In a prepared statement, he said the financial help would be a “backstop” to secure loans which the developer would repay.

Lieber said “the huge issue” is the infrastructure that Silverstein Properties needs to finish building the towers — a Vehicle Security Center and Greenwich Street itself, which will have office doorways to Towers 2 and 4.

“Where is the infrastructure,” Lieber asked. “Will the infrastructure be there in time for us to finish that building (Tower 4), open it and operate it…The schedule has fallen apart yet again.”

The security center, which will be built by the Port, will be needed in a year or two to run delivery trucks onto the construction site under the building in order to fit out the offices, which will be important to attracting commercial tenants. Construction on the V.S.C. is stalled because of the long-delayed demolition of the former Deutsche Bank Building, which is owned by the Lower Manhattan Development Corp. Candace McAdams, a Port spokesperson, said “we are in the process of developing workarounds to ensure the V.S.C. stays on track.” 

The next piece to building Greenwich Street is constructing an underpinning structure to support the No. 1 train, which runs through the site. The Port recently completed the design for the underpinning but the Metropolitan Transportation Authority needs to sign off on it and it is still reviewing the plans.

Outside of the Port, there appears to be increasing skepticism that the retail podium idea could be implemented easily.

McAdams, the Port spokesperson, said they are “developing contingencies” for retail construction designs.

But Seth Pinsky, a key Bloomberg official who sided with the Port three years ago during the last major W.T.C. impasse, said it would be difficult to design the podiums, assuming officials committed to leaving the store structures alone for enough years to attract desirable tenants.

“But even then, I think you’re going to find lower rents, and it’s an engineering challenge to develop something like that,” Pinsky, now president of the city’s Economic Development Corp., told Downtown Express. “It can’t be all upside for Larry Silverstein and all downside for the Port, but we also don’t want to see something that’s bad from the perspective of planning in Lower Manhattan.”
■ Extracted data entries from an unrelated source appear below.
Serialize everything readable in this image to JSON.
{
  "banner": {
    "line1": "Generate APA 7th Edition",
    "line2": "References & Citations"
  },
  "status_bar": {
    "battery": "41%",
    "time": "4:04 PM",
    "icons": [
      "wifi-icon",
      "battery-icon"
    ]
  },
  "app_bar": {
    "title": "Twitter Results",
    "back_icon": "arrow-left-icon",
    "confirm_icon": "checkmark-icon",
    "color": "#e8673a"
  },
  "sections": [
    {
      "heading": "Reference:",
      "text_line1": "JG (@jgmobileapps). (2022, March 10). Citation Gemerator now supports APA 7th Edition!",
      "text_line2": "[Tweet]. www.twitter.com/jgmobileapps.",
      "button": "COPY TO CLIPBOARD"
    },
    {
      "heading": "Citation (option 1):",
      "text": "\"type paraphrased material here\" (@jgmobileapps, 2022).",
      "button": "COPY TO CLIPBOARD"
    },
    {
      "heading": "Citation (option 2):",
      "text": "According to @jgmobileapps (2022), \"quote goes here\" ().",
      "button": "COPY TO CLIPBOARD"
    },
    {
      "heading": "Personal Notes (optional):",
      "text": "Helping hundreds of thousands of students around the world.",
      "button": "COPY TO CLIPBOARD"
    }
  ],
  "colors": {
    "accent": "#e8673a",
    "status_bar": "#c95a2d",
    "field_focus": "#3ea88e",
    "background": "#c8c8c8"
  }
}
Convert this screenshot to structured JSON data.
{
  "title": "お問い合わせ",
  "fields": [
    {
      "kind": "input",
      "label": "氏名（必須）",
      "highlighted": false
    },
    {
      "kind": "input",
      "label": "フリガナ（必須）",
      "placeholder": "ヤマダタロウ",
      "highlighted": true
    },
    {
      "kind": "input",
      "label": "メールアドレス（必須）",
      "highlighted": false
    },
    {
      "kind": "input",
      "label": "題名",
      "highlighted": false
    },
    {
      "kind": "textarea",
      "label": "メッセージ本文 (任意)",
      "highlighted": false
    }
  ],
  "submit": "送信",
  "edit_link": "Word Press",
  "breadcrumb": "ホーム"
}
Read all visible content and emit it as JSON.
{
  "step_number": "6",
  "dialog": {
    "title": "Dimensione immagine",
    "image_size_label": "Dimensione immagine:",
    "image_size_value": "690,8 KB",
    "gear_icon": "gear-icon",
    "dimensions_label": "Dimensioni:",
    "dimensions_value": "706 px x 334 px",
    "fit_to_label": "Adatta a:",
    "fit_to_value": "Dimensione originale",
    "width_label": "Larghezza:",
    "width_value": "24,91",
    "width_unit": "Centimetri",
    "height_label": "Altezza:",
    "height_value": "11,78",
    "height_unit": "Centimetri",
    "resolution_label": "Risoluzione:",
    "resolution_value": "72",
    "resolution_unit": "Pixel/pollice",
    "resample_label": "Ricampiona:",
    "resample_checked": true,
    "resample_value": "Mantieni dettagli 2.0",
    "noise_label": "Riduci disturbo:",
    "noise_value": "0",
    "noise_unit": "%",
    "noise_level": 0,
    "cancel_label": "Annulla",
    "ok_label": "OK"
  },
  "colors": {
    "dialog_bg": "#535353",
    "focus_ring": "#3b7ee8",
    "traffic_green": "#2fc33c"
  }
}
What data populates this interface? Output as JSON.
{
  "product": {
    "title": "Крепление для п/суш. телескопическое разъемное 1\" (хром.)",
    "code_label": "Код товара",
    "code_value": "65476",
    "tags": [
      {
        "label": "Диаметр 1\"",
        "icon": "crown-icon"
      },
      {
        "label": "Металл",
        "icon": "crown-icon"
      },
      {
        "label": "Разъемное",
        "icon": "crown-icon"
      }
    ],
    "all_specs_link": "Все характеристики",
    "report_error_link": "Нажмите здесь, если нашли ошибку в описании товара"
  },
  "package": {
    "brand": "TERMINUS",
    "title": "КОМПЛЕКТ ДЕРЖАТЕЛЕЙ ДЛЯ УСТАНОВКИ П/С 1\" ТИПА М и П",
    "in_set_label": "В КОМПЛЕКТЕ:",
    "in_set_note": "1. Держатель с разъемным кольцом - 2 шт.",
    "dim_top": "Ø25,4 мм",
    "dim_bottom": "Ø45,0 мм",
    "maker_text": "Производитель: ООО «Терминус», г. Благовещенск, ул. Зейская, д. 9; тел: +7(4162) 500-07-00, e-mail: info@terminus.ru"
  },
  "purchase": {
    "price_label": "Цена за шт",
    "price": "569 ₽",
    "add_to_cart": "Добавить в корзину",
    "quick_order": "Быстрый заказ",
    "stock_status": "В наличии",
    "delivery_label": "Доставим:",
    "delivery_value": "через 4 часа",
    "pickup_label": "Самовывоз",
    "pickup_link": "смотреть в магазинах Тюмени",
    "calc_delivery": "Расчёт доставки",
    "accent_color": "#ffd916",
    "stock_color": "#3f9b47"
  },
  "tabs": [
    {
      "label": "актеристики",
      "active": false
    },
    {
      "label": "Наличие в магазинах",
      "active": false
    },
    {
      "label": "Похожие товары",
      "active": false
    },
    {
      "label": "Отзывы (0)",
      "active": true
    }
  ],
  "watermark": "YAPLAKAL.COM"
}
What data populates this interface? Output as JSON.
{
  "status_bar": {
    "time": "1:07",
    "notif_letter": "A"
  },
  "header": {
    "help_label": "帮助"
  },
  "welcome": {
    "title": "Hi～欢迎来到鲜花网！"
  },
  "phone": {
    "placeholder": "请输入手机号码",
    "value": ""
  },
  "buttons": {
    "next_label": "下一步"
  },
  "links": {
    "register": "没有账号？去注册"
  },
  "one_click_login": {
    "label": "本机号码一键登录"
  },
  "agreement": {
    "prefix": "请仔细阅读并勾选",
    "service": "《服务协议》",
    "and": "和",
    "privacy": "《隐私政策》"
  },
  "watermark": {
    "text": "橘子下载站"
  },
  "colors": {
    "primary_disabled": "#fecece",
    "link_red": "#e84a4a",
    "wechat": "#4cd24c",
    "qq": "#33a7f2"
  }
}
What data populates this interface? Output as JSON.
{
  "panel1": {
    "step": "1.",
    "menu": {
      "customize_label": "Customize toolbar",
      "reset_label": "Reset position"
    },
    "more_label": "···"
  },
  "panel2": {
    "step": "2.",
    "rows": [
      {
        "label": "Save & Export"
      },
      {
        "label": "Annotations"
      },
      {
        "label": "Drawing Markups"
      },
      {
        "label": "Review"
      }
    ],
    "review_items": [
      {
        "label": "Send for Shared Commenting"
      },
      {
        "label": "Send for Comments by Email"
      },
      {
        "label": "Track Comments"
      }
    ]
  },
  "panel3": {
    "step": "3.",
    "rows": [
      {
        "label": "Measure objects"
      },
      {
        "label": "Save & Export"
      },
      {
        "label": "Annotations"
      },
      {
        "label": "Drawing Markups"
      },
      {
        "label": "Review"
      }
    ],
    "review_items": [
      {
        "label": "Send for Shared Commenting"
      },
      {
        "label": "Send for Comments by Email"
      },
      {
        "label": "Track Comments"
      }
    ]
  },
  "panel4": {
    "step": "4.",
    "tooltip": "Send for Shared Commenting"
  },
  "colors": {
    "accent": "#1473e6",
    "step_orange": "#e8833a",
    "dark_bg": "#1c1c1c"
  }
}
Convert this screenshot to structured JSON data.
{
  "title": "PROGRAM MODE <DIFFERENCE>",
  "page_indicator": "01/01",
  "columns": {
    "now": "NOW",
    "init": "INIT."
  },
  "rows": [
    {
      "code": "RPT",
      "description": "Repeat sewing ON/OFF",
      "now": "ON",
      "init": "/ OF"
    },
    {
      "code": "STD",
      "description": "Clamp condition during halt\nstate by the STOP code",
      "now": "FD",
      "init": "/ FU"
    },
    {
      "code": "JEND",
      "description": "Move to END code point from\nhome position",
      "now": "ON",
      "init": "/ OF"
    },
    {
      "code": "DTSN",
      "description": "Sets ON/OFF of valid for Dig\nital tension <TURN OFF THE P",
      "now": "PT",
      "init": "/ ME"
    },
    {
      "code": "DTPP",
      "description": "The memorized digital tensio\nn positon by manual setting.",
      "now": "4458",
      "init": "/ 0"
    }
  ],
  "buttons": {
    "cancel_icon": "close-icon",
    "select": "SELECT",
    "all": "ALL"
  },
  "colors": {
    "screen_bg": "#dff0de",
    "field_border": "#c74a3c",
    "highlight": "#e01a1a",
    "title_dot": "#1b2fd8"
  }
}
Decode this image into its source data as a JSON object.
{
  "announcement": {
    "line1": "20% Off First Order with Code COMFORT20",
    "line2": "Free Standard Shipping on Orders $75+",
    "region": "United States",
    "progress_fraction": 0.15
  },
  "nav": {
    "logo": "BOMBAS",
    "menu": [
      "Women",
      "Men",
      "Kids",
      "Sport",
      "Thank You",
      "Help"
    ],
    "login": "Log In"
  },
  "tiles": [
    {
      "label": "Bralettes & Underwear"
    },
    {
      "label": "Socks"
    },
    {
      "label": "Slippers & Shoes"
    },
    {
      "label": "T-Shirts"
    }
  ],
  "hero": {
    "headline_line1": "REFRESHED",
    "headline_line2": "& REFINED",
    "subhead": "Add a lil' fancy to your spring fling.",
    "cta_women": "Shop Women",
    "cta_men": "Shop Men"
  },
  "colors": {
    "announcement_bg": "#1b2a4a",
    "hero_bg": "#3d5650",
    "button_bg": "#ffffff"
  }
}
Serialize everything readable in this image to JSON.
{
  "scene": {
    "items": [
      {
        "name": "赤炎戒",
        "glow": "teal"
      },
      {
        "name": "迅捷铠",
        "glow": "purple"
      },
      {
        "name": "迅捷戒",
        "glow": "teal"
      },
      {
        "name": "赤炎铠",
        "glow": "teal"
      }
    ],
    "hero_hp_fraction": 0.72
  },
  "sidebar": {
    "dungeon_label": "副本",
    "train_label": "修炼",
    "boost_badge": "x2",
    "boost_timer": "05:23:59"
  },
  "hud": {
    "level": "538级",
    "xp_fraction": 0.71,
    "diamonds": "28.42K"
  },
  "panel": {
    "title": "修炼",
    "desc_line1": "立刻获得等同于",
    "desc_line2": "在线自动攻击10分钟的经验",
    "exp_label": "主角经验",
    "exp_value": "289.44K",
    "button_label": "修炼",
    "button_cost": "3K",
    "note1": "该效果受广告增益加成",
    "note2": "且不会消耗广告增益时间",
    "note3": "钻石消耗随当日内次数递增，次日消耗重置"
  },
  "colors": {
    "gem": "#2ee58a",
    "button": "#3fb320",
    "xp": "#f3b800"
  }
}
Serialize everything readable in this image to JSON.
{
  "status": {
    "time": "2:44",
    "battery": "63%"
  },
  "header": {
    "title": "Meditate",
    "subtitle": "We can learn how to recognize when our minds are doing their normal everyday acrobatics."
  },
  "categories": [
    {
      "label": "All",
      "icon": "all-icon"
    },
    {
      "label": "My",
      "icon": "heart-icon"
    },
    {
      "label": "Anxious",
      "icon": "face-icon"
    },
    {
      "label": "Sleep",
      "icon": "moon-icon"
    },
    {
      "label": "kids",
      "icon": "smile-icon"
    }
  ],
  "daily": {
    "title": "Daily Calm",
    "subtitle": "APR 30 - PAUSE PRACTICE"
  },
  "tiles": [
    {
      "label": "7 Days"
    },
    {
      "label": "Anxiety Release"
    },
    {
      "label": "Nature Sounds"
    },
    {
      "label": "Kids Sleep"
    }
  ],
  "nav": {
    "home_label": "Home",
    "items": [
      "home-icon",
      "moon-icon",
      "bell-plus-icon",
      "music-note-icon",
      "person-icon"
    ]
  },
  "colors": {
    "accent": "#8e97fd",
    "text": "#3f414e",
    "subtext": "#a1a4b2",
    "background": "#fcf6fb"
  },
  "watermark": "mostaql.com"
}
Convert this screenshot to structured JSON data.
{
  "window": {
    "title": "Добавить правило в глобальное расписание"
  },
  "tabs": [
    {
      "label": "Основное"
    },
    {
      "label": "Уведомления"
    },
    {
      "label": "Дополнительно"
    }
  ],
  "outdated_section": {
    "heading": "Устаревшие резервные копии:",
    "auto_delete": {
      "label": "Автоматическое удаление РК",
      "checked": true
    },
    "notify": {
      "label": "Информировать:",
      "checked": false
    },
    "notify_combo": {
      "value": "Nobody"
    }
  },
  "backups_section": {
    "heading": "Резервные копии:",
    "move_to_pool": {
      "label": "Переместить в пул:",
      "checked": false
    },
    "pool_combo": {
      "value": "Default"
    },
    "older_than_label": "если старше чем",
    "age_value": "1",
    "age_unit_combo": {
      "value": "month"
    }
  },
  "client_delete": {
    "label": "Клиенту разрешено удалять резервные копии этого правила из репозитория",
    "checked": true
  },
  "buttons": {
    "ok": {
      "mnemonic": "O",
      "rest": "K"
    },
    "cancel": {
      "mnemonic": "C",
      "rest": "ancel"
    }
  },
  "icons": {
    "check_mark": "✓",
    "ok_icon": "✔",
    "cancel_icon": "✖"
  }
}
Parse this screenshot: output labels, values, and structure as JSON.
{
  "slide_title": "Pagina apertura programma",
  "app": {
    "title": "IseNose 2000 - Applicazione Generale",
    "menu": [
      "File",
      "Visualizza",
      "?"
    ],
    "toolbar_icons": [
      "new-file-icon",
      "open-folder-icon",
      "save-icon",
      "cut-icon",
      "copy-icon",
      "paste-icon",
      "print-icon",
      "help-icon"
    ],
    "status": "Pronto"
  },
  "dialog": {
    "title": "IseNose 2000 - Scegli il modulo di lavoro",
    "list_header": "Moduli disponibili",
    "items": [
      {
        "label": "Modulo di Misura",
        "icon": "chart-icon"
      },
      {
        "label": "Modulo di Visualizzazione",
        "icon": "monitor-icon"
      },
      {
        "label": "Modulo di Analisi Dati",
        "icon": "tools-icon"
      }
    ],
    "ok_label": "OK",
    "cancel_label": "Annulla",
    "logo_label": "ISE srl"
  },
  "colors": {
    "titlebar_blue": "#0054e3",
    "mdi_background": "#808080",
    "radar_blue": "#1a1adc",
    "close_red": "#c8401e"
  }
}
Pinsky prepared a 2006 report for the mayor outlining the financial problems Silverstein would have trying to rebuild five towers at roughly the same time. The problems led to the Port and Silverstein renegotiating their 99-year lease for the W.T.C. Under the 2006 agreement, Silverstein relinquished control of the least viable towers, the Freedom Tower (now called One W.T.C.) and Tower 5. Silverstein also agreed to transfer a proportional amount of his insurance money and tax-free Liberty Bonds to the Port so it could build two of the towers.

The city and the Port committed to leasing 600,000 square feet each in Tower 4. One factor that may be troubling the P.A. is that at the same time Silverstein is asking the Port to take on more risk, he is also not willing to exercise his lease option with the city because he is expecting to get tenants to pay a lot more than the $59 per square foot rent he agreed to three years ago.

Many civic groups and local residents following the recent developments have expressed wariness for using public money to support a private developer, which could tip the seesaw a little more the Port’s way.

With little if any negotiations over the last two weeks, there is no expectation that a final deal could be reached in a meeting scheduled to last only an hour. The best that could be hoped for Thursday is a framework in which negotiations can proceed, two of the parties to the summit said.

And with Bloomberg and Silver allied and with their support among their respective constituencies high, they should be able to get the seesaw to balance close to where they want it — a commitment to build Towers 2 and 4 as Silverstein wants, but with the developer putting more at risk. Paterson and Corzine may be able to ease the Port’s risk more than the mayor and Silver would want, but they’ll be hard-pressed to put Tower 2 on hold if that’s their plan.